I'll see if I can try to narrow it down further.
Comment 14 Peter Wu 2017-03-26 20:08:12 UTC
(In reply to Martin Sandsmark from comment #13)
> Are you sure that 4.1 was okay?

Not sure if it was okay, but I wasn't able to reproduce the issue. The difficult/annoying thing is that some versions easily trigger the problem while others only show up after trying for some time.

> There is only a single commit to any relevant tty code that I can spot
> between v4.1.1 and v4.1.10-89-g5eb491ba5d06:
> https://www.spinics.net/lists/stable-commits/msg47515.html
> (3b19e032295647b7be2aa3be62510db4aaeda759).

which first ended up in v4.1.5 as ba3961ad681981dc74fcd519b8f98be8bc3ac381
Comment 15 Martin Sandsmark 2017-03-26 22:42:09 UTC
Well, it wasn't that commit, managed to reproduce it with that reverted.

Running an arch install pretty similar to your setup but with virtualbox. Also made an unholy mess of shell scripts that seems to trigger it more consistently, only problem is that it takes forever to build the kernel (I'm too lazy to modify the config to trim it down).
Comment 16 Martin Sandsmark 2017-03-26 22:45:40 UTC
also, I'm not sure if I'm somehow triggering this bug instead sometimes (or if these are related): https://bugs.kde.org/show_bug.cgi?id=230184
Comment 17 Peter Wu 2017-03-26 23:12:31 UTC
Created attachment 104751 [details]
smaller kernel config that is able to boot archiso

(In reply to Martin Sandsmark from comment #15)
> Well, it wasn't that commit, managed to reproduce it with that reverted.

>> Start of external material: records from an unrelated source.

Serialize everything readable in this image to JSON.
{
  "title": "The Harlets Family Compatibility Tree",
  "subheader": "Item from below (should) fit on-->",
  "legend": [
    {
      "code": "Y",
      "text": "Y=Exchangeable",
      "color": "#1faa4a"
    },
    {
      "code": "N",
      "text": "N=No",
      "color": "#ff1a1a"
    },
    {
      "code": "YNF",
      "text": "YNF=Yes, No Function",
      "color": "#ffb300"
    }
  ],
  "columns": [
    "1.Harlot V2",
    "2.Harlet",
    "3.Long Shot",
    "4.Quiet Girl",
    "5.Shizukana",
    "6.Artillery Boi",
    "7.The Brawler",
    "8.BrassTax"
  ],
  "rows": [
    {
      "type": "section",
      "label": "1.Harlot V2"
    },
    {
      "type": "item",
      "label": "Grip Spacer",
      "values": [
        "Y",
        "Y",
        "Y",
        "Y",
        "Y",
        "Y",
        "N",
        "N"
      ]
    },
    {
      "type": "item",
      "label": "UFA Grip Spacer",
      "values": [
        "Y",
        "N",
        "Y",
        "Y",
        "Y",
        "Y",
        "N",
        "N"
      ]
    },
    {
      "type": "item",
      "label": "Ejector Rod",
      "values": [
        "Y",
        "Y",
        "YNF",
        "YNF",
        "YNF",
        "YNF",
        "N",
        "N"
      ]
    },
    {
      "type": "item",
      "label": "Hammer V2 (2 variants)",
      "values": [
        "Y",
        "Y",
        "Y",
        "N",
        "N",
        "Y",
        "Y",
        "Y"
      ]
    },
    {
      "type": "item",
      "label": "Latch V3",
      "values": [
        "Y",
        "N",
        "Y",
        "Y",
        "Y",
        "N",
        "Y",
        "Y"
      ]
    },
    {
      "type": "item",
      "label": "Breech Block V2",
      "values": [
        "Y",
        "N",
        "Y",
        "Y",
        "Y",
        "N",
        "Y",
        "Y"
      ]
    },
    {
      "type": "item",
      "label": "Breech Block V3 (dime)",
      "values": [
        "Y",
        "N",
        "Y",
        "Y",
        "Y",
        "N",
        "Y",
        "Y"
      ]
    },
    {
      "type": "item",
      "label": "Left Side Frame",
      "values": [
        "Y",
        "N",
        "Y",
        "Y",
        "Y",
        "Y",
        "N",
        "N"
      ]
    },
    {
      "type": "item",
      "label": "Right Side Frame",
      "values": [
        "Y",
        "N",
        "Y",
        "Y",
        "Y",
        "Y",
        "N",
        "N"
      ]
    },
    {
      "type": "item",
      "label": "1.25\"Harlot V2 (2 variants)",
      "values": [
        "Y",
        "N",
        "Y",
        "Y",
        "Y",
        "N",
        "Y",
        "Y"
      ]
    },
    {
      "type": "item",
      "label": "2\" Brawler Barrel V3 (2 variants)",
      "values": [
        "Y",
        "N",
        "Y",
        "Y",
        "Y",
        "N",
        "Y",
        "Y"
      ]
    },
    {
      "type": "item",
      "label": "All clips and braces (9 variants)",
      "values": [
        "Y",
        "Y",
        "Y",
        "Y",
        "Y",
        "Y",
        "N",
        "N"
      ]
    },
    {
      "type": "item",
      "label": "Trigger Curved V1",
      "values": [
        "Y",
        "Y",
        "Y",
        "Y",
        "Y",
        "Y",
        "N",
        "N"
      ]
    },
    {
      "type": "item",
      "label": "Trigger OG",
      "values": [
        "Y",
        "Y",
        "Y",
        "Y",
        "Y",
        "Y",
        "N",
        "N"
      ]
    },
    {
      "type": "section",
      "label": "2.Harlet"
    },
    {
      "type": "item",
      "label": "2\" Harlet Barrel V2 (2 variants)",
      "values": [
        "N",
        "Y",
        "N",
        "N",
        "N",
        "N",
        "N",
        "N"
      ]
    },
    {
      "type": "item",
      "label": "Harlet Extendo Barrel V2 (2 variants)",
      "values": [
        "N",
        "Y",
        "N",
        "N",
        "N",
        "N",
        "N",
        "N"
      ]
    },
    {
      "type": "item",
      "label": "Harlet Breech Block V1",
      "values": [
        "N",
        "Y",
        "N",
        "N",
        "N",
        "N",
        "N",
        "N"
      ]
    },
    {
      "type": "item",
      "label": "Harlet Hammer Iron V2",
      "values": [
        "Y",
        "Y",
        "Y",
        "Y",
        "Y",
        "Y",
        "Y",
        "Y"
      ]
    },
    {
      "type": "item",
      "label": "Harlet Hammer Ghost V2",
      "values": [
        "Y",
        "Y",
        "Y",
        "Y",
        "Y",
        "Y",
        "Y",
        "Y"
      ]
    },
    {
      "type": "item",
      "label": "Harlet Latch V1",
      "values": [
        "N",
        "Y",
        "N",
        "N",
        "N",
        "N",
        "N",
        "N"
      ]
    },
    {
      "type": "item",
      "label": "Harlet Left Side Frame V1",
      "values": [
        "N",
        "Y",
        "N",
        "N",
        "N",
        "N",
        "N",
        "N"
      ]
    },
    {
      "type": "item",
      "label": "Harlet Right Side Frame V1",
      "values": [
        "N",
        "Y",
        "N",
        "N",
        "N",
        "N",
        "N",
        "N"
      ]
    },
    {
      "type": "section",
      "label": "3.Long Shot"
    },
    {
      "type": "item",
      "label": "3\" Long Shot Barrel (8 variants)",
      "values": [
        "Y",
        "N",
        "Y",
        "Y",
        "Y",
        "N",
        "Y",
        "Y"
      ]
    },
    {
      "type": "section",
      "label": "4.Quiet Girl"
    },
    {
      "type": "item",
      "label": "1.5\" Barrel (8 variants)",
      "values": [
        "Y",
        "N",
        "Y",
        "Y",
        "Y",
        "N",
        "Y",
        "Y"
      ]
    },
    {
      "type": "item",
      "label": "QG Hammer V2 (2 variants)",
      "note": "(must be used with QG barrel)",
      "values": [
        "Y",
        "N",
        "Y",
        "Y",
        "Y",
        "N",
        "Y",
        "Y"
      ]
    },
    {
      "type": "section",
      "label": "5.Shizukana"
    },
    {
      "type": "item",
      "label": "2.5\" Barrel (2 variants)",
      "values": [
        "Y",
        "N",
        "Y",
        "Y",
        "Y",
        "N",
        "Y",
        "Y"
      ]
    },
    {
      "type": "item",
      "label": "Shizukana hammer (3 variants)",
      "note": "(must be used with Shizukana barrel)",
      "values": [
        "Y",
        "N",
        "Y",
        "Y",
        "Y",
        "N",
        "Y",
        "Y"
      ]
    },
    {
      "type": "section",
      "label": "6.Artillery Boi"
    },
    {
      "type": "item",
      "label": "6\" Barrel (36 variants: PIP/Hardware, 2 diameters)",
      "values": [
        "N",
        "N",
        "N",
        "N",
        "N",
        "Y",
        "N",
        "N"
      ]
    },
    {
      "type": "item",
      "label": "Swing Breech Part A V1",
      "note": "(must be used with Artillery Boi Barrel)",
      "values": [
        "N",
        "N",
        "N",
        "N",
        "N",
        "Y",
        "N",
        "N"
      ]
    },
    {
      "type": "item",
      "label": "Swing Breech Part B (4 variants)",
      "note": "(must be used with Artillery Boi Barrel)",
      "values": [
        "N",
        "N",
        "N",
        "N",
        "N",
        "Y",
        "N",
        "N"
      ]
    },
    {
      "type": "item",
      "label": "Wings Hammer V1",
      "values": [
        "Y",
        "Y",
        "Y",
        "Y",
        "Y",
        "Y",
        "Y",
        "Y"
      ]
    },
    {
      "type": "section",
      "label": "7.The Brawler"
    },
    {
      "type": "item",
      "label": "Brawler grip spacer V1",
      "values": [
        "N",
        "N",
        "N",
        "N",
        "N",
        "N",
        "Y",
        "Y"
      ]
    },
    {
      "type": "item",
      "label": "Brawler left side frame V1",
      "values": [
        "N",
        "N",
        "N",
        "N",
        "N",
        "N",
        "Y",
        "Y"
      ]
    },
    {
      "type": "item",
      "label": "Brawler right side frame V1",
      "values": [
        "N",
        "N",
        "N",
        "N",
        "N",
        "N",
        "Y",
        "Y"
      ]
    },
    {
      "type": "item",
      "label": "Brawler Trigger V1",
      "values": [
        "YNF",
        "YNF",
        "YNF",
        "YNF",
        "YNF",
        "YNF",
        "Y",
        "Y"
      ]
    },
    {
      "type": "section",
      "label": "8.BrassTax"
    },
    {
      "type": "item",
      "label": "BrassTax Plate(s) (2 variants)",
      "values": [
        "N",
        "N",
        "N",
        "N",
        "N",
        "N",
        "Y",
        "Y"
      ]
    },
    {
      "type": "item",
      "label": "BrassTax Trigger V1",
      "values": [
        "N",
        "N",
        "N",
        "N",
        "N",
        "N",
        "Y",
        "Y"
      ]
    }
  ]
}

What about testing the previous commit? Simply reverting might not work as there can be other patches that cause this issue.

> Running an arch install pretty similar to your setup but with virtualbox.
> Also made an unholy mess of shell scripts that seems to trigger it more
> consistently, only problem is that it takes forever to build the kernel (I'm
> too lazy to modify the config to trim it down).

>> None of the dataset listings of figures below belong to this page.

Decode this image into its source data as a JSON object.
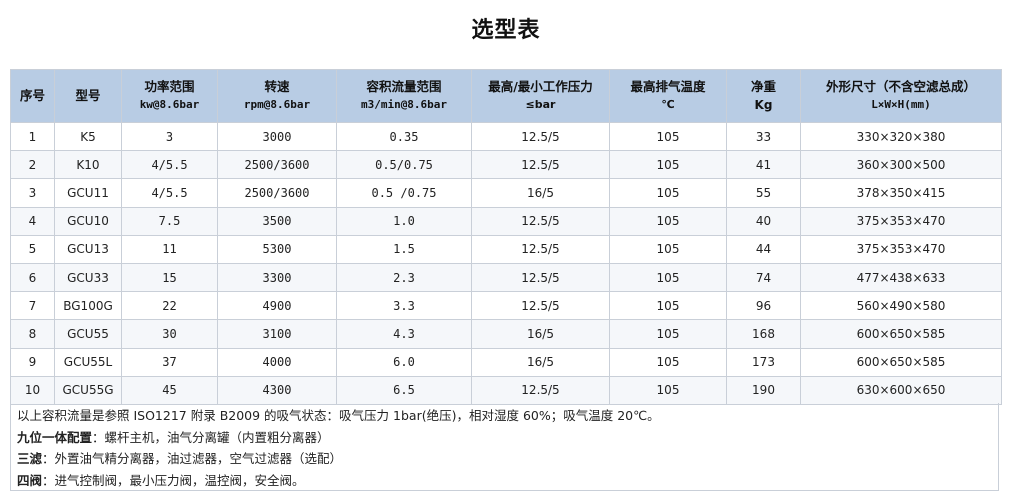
{
  "title": "选型表",
  "headers": [
    {
      "main": "序号",
      "sub": ""
    },
    {
      "main": "型号",
      "sub": ""
    },
    {
      "main": "功率范围",
      "sub": "kw@8.6bar"
    },
    {
      "main": "转速",
      "sub": "rpm@8.6bar"
    },
    {
      "main": "容积流量范围",
      "sub": "m3/min@8.6bar"
    },
    {
      "main": "最高/最小工作压力",
      "sub": "≤bar"
    },
    {
      "main": "最高排气温度",
      "sub": "℃"
    },
    {
      "main": "净重",
      "sub": "Kg"
    },
    {
      "main": "外形尺寸（不含空滤总成）",
      "sub": "L×W×H(mm)"
    }
  ],
  "rows": [
    [
      "1",
      "K5",
      "3",
      "3000",
      "0.35",
      "12.5/5",
      "105",
      "33",
      "330×320×380"
    ],
    [
      "2",
      "K10",
      "4/5.5",
      "2500/3600",
      "0.5/0.75",
      "12.5/5",
      "105",
      "41",
      "360×300×500"
    ],
    [
      "3",
      "GCU11",
      "4/5.5",
      "2500/3600",
      "0.5 /0.75",
      "16/5",
      "105",
      "55",
      "378×350×415"
    ],
    [
      "4",
      "GCU10",
      "7.5",
      "3500",
      "1.0",
      "12.5/5",
      "105",
      "40",
      "375×353×470"
    ],
    [
      "5",
      "GCU13",
      "11",
      "5300",
      "1.5",
      "12.5/5",
      "105",
      "44",
      "375×353×470"
    ],
    [
      "6",
      "GCU33",
      "15",
      "3300",
      "2.3",
      "12.5/5",
      "105",
      "74",
      "477×438×633"
    ],
    [
      "7",
      "BG100G",
      "22",
      "4900",
      "3.3",
      "12.5/5",
      "105",
      "96",
      "560×490×580"
    ],
    [
      "8",
      "GCU55",
      "30",
      "3100",
      "4.3",
      "16/5",
      "105",
      "168",
      "600×650×585"
    ],
    [
      "9",
      "GCU55L",
      "37",
      "4000",
      "6.0",
      "16/5",
      "105",
      "173",
      "600×650×585"
    ],
    [
      "10",
      "GCU55G",
      "45",
      "4300",
      "6.5",
      "12.5/5",
      "105",
      "190",
      "630×600×650"
    ]
  ],
  "notes": {
    "line1": "以上容积流量是参照 ISO1217 附录 B2009 的吸气状态：吸气压力 1bar(绝压)，相对湿度 60%；吸气温度 20℃。",
    "line2_label": "九位一体配置",
    "line2_text": "：螺杆主机，油气分离罐（内置粗分离器）",
    "line3_label": "三滤",
    "line3_text": "：外置油气精分离器，油过滤器，空气过滤器（选配）",
    "line4_label": "四阀",
    "line4_text": "：进气控制阀，最小压力阀，温控阀，安全阀。"
  }
}
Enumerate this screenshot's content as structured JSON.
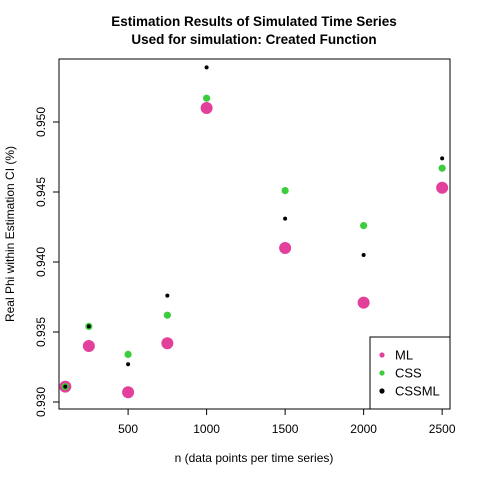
{
  "chart_data": {
    "type": "scatter",
    "title": "Estimation Results of Simulated Time Series",
    "subtitle": "Used for simulation: Created Function",
    "xlabel": "n (data points per time series)",
    "ylabel": "Real Phi within Estimation CI (%)",
    "xlim": [
      60,
      2550
    ],
    "ylim": [
      0.9295,
      0.9545
    ],
    "xticks": [
      500,
      1000,
      1500,
      2000,
      2500
    ],
    "yticks": [
      0.93,
      0.935,
      0.94,
      0.945,
      0.95
    ],
    "ytick_labels": [
      "0.930",
      "0.935",
      "0.940",
      "0.945",
      "0.950"
    ],
    "legend_position": "bottom-right",
    "x": [
      100,
      250,
      500,
      750,
      1000,
      1500,
      2000,
      2500
    ],
    "series": [
      {
        "name": "ML",
        "color": "#e3409c",
        "values": [
          0.9311,
          0.934,
          0.9307,
          0.9342,
          0.951,
          0.941,
          0.9371,
          0.9453
        ]
      },
      {
        "name": "CSS",
        "color": "#3ccc3c",
        "values": [
          0.9311,
          0.9354,
          0.9334,
          0.9362,
          0.9517,
          0.9451,
          0.9426,
          0.9467
        ]
      },
      {
        "name": "CSSML",
        "color": "#000000",
        "values": [
          0.9311,
          0.9354,
          0.9327,
          0.9376,
          0.9539,
          0.9431,
          0.9405,
          0.9474
        ]
      }
    ]
  }
}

I am attaching a kernel config from which I based my test kernels (the kernel config I used for bisection got lost). It also has ACPI debugging features enabled (remainder of some other bughunt), you could disable that if you want. What do you use for "quickly" triggering the issue? Something automated would be awesome :)

(In reply to Martin Sandsmark from comment #16)
> also, I'm not sure if I'm somehow triggering this bug instead sometimes (or
> if these are related): https://bugs.kde.org/show_bug.cgi?id=230184

It looks unrelated, that seems to be an issue with firing the timer, the issue in this bug is caused by a watcher that is removed.
Comment 18 Martin Sandsmark 2017-03-27 07:11:49 UTC
> What do you use for "quickly" triggering the issue? Something automated would be awesome :)

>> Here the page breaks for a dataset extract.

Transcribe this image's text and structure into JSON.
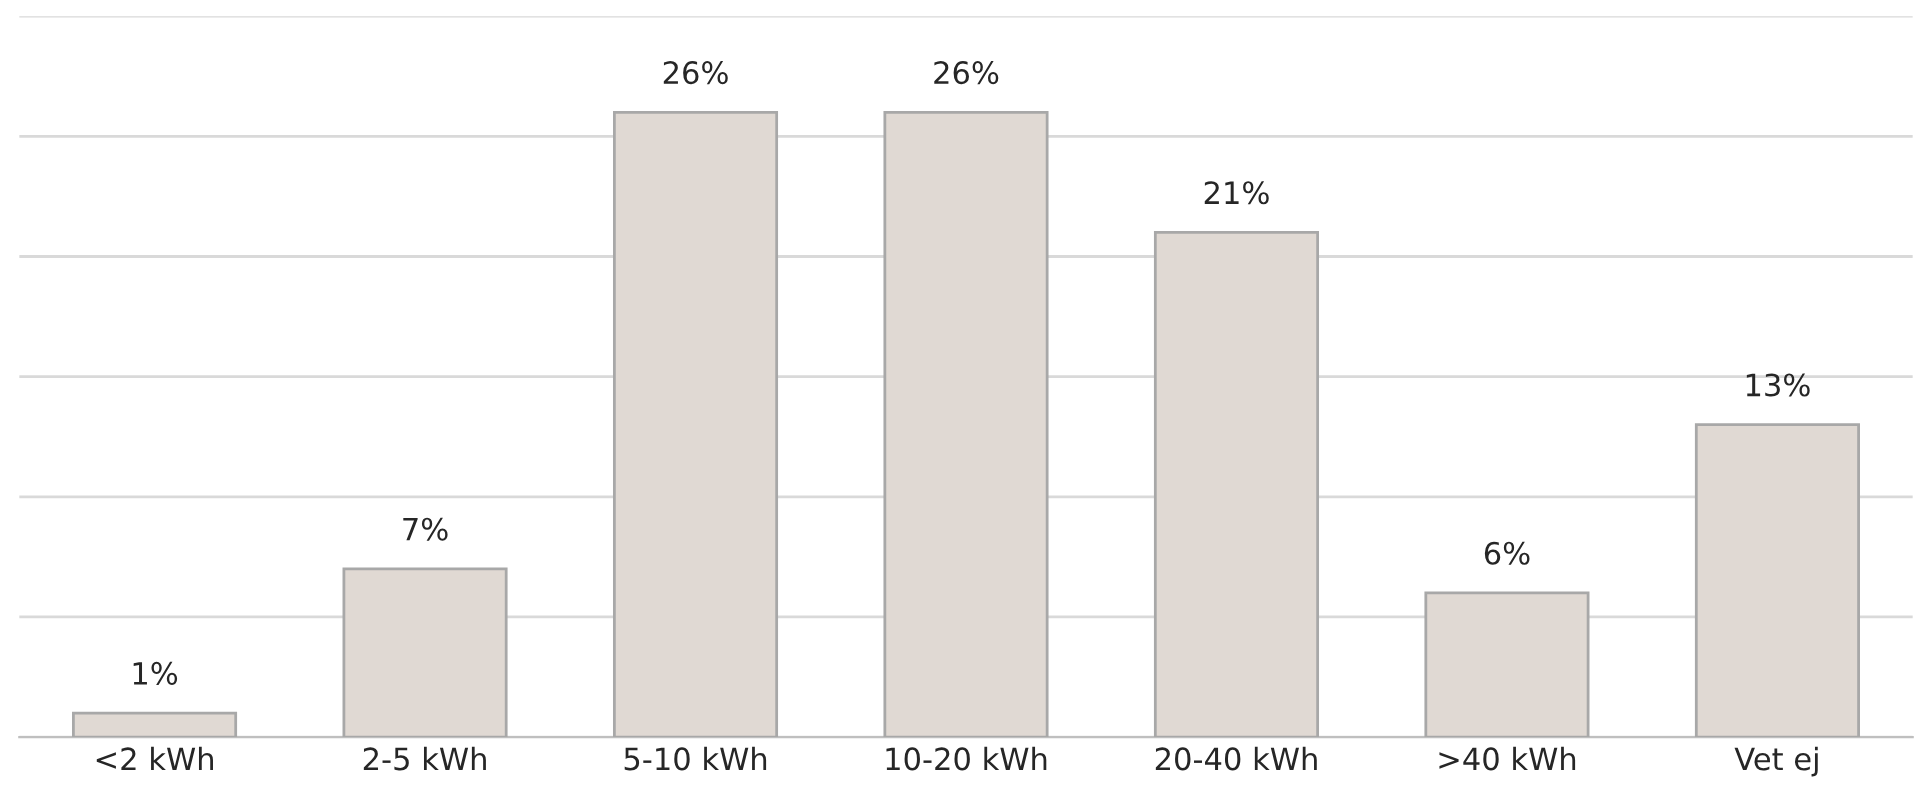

I started by trying to do that by automatically launching xxd in the background and then sleeping and killall xxd, but it didn't seem to work. but it since it did this in a loop, when I tried to ctrl+c it it just continued the next iteration, which meant I could quickly ctrl+c a bunch to trigger it.

> It looks unrelated, that seems to be an issue with firing the timer, the issue in this bug is caused by a watcher that is removed.

the cause is probably different, but the result is more or less the same (spamming a ton of output -> konsole seemingly hangs).
Comment 19 Peter Wu 2017-05-21 10:20:14 UTC
This bug is possibly resolved in the Linux kernel with this commit:
https://git.kernel.org/pub/scm/linux/kernel/git/stable/linux-stable.git/commit/?id=77dae6134440420bac334581a3ccee94cee1c054

This change (v4.11-rc2-16-g77dae6134440) has been backported as:
v4.11.1-99-g34e01f920739
v4.10.16-82-g58d479441029
v4.9.28-70-g89c91ea37581
v4.4.68-46-g9bd2cc56a089
Comment 20 Martin Sandsmark 2017-06-17 12:07:55 UTC
That explains why I haven't seen that in a while. Feel free to re-open if you manage to reproduce it with a kernel version with that patch in, I can't do that here.